02/12/05 Evening All!



Amidst nagging doubts that we played a little too long, the audience react badly to the last "Samba Reggae"...

Friday was Stu Whittle's gala leaving do. I sadly got there before anyone else. I asked a waitress where the reserved area for "Stuart Whittle" was. She said she'd check, and then came back in a couple of minutes loudly accusing me of being a wind-up merchant.
She thought I'd said "Stewart Little", and must have been on the receiving end of various wisecracks about there not being any party bookings for fictional mice tonight.
I protested my innocence, but I could tell she had a lingering suspicion about me.
It's not that it would even have been a hugely funny joke anyway...particularly as I stood around waiting for her to come back rather than run away, as is the convention for a misinformation jest of this nature.
I'd thought of phoning Stu to ask him if there was any chance he could get a mouse fancy dress costume at short notice, and then wear it to go to the pub.
That would have been mildly amusing, and may have rescued the situation.
Bizarrely, Stu actually did come along dressed as a guinea pig, however there aren't any famous fictional guinea pigs which spring to mind, so I was unable to find an alternative reference point.
Stu will be best remembered for winning the "Player Most Likely To Hit The Roof" for 2 years in succession in the 5-a-side football annual awards ceremonies.

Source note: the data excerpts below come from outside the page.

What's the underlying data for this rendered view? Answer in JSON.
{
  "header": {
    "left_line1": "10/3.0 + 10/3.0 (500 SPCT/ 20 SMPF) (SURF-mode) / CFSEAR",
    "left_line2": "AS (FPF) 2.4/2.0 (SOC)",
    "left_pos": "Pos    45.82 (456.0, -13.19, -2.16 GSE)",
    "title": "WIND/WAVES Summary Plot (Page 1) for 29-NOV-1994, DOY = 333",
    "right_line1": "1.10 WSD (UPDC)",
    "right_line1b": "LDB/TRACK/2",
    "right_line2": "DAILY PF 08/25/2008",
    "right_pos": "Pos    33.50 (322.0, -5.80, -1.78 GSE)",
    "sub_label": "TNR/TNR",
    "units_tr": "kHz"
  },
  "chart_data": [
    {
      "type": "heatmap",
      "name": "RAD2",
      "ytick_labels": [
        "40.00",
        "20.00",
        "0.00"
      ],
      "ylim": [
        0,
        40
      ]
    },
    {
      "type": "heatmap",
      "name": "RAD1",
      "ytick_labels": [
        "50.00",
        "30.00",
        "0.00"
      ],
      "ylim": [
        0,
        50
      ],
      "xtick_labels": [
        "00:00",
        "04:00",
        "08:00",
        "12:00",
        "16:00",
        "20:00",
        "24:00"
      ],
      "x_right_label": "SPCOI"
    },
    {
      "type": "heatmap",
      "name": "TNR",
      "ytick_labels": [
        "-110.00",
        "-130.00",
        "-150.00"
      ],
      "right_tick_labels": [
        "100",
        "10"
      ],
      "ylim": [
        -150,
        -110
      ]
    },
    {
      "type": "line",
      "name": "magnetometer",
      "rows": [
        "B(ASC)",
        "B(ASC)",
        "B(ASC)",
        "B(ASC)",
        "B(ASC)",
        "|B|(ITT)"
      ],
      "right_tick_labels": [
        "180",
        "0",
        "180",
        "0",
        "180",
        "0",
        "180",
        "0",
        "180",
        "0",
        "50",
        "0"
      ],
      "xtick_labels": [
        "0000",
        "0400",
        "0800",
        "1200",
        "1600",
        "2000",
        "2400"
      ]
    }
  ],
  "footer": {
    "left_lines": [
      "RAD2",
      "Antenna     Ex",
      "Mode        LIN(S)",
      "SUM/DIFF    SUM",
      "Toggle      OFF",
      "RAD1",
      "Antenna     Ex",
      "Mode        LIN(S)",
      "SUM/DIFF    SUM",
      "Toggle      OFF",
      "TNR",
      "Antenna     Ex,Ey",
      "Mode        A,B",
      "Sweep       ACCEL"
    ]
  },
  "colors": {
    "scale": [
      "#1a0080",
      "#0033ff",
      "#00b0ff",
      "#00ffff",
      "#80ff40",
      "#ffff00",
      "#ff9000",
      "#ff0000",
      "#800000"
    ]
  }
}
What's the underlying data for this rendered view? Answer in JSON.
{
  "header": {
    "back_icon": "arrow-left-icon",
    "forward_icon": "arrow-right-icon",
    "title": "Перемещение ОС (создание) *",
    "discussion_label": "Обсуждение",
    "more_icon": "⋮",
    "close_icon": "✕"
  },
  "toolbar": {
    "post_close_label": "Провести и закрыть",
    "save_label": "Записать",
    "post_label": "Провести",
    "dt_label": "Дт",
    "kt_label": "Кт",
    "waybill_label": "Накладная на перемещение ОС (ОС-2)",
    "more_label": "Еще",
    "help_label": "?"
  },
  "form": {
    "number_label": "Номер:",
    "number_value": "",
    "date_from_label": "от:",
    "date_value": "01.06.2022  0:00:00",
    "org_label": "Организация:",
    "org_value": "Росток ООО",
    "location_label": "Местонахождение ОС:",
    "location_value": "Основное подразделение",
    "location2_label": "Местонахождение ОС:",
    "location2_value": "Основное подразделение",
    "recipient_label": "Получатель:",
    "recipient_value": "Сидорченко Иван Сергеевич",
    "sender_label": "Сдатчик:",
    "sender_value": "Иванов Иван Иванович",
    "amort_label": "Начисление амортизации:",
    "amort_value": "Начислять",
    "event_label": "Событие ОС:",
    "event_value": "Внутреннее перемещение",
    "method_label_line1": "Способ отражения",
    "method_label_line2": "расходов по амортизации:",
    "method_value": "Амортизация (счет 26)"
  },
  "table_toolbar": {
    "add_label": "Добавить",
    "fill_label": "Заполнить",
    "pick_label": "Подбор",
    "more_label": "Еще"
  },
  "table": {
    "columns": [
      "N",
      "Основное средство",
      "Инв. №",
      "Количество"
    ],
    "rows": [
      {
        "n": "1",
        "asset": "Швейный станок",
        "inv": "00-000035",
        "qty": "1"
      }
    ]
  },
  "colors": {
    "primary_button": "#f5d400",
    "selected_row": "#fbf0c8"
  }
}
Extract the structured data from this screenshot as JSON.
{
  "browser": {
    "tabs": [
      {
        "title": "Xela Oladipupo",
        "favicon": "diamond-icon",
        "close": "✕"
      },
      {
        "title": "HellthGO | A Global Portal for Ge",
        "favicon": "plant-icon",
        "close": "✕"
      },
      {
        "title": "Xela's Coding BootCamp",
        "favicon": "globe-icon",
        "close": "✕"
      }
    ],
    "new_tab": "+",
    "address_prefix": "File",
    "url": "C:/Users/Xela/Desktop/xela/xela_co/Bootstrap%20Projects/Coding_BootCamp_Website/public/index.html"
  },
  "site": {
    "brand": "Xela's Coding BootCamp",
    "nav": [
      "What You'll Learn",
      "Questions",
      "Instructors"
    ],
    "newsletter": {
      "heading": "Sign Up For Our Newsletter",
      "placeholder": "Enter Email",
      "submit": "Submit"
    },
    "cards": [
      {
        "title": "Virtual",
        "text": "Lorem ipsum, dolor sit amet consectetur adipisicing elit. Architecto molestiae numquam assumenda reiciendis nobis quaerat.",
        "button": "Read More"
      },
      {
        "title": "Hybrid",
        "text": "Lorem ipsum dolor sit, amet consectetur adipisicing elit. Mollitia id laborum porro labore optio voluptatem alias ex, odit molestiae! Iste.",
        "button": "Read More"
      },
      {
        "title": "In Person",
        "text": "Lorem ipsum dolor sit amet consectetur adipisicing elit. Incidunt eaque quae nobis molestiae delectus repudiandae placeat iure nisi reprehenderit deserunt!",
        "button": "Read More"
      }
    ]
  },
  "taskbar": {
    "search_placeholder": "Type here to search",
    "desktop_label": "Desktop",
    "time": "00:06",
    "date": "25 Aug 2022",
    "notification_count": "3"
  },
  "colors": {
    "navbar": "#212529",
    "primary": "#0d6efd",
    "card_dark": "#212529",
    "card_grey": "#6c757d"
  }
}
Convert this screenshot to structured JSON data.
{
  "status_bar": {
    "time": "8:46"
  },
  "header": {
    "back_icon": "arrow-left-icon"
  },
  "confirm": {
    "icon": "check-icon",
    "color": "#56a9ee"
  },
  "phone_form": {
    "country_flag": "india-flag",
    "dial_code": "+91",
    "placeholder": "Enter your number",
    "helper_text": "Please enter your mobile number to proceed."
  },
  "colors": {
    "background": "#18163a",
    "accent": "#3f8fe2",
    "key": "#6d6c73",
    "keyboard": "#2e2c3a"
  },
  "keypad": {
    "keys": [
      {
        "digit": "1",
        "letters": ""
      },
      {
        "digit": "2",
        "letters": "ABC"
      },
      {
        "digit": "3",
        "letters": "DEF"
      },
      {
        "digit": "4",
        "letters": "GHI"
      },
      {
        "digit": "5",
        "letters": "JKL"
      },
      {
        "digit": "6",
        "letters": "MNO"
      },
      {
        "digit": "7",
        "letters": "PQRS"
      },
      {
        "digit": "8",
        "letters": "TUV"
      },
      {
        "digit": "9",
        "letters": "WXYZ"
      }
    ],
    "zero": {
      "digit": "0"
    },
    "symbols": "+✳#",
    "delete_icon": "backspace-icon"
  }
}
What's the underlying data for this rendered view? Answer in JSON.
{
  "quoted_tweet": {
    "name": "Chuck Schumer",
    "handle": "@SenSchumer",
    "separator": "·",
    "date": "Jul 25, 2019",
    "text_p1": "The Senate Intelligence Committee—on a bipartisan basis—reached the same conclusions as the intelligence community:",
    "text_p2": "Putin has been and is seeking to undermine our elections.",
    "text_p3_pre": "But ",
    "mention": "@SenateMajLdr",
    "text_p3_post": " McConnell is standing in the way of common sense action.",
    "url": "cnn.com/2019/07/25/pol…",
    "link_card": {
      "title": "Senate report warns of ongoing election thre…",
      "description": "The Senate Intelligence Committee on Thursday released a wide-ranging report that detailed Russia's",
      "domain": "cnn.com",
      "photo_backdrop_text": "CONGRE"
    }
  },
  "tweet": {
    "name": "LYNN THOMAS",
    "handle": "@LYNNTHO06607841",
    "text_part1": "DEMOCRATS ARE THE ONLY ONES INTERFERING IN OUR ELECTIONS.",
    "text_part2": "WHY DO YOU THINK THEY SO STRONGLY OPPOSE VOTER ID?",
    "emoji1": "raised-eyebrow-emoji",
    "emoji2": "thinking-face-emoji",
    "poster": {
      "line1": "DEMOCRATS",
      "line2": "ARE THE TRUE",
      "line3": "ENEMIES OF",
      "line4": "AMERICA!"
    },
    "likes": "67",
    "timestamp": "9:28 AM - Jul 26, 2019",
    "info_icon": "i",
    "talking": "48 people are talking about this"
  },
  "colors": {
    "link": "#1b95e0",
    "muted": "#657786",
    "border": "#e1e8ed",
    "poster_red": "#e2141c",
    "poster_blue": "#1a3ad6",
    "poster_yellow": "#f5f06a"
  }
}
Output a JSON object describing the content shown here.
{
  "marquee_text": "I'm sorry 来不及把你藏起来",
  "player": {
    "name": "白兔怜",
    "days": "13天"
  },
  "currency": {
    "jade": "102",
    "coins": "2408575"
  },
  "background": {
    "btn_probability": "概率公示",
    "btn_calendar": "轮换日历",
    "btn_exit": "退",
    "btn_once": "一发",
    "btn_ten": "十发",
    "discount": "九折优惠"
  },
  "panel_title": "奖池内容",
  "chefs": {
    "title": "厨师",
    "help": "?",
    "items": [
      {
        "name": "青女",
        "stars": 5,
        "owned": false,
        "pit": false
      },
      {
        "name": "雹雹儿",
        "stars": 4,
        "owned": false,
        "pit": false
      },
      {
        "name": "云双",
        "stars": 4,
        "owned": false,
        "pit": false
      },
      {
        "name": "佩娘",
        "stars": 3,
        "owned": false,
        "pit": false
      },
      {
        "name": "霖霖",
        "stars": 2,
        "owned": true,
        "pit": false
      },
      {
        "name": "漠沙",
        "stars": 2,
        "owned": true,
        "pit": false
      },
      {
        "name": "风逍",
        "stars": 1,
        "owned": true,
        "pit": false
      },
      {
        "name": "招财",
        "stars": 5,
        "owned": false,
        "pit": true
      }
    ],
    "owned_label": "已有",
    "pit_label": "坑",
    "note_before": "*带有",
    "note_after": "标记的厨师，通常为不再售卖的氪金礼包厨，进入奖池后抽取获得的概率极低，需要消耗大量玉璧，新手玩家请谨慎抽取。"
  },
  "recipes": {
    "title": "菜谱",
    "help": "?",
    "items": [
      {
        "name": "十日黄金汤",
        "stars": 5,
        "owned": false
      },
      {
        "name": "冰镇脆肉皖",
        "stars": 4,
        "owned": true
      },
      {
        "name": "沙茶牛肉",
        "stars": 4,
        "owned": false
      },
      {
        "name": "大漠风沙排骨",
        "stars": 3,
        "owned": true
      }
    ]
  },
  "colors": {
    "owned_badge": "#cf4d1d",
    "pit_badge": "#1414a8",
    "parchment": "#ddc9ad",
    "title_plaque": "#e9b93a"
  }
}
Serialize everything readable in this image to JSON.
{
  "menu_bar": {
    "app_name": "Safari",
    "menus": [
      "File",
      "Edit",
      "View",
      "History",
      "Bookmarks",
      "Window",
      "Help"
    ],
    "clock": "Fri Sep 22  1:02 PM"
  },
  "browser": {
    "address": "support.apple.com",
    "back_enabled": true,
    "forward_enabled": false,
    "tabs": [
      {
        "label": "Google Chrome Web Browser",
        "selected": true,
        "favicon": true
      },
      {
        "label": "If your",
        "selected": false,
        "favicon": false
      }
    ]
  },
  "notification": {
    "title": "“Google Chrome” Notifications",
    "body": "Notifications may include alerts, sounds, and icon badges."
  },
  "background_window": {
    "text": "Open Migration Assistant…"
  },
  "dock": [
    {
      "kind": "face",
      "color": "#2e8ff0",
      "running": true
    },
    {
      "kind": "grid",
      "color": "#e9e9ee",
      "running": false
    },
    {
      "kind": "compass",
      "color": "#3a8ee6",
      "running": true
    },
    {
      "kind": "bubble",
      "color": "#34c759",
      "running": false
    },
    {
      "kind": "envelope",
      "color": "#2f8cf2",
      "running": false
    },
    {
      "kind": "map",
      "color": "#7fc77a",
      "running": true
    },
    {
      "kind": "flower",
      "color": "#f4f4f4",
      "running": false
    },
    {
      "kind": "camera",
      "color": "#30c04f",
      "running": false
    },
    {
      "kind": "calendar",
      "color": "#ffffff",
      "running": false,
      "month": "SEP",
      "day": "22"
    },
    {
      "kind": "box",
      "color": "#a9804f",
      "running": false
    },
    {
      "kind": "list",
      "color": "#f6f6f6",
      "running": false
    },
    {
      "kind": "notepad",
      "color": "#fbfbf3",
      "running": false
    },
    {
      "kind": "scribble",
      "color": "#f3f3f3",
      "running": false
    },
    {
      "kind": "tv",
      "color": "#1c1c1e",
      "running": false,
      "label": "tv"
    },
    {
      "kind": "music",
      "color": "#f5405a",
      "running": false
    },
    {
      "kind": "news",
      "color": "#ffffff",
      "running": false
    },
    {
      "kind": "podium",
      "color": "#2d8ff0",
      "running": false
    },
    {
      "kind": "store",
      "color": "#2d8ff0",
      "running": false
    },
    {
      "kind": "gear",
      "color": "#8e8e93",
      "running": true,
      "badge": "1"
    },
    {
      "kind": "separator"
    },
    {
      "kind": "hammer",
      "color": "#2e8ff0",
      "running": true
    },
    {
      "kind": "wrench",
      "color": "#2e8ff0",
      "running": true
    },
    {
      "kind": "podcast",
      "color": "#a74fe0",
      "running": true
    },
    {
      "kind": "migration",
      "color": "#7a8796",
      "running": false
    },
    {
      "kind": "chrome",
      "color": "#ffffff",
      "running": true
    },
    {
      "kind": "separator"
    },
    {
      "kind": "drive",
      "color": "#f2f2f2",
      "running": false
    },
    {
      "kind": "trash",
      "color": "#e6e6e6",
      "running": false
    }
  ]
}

I took beer then was whisked off to the salubrious confines of "Dalmahoy Country Club" to play a short gig with the Edinburgh Samba School.
We were all dressed as "Santa Claus". It's very much a sweaty, itchy experience wearing these felt costumes. I have to admire those who sit all day wearing this garb and being relentlessly cheery. It's a tough job.
Our audience were a party from the Fife Constabulary on their Xmas night out.
They weren't our most appreciative audience, and looked uncomfortable as we blasted out our 15 minute set for them.
With hindsight,I think 5 minutes would have been plenty.
They were smiley and relaxed on our appearance. (There is after all something endearingly quaint about a samba band staffed exclusively by fully dressed Santas). But after the novelty had worn off they grew restless and grumpy.
In spite of all this, I have to say that I thought I played particularly brilliantly considering I hadn't samba played for approximately 26 years.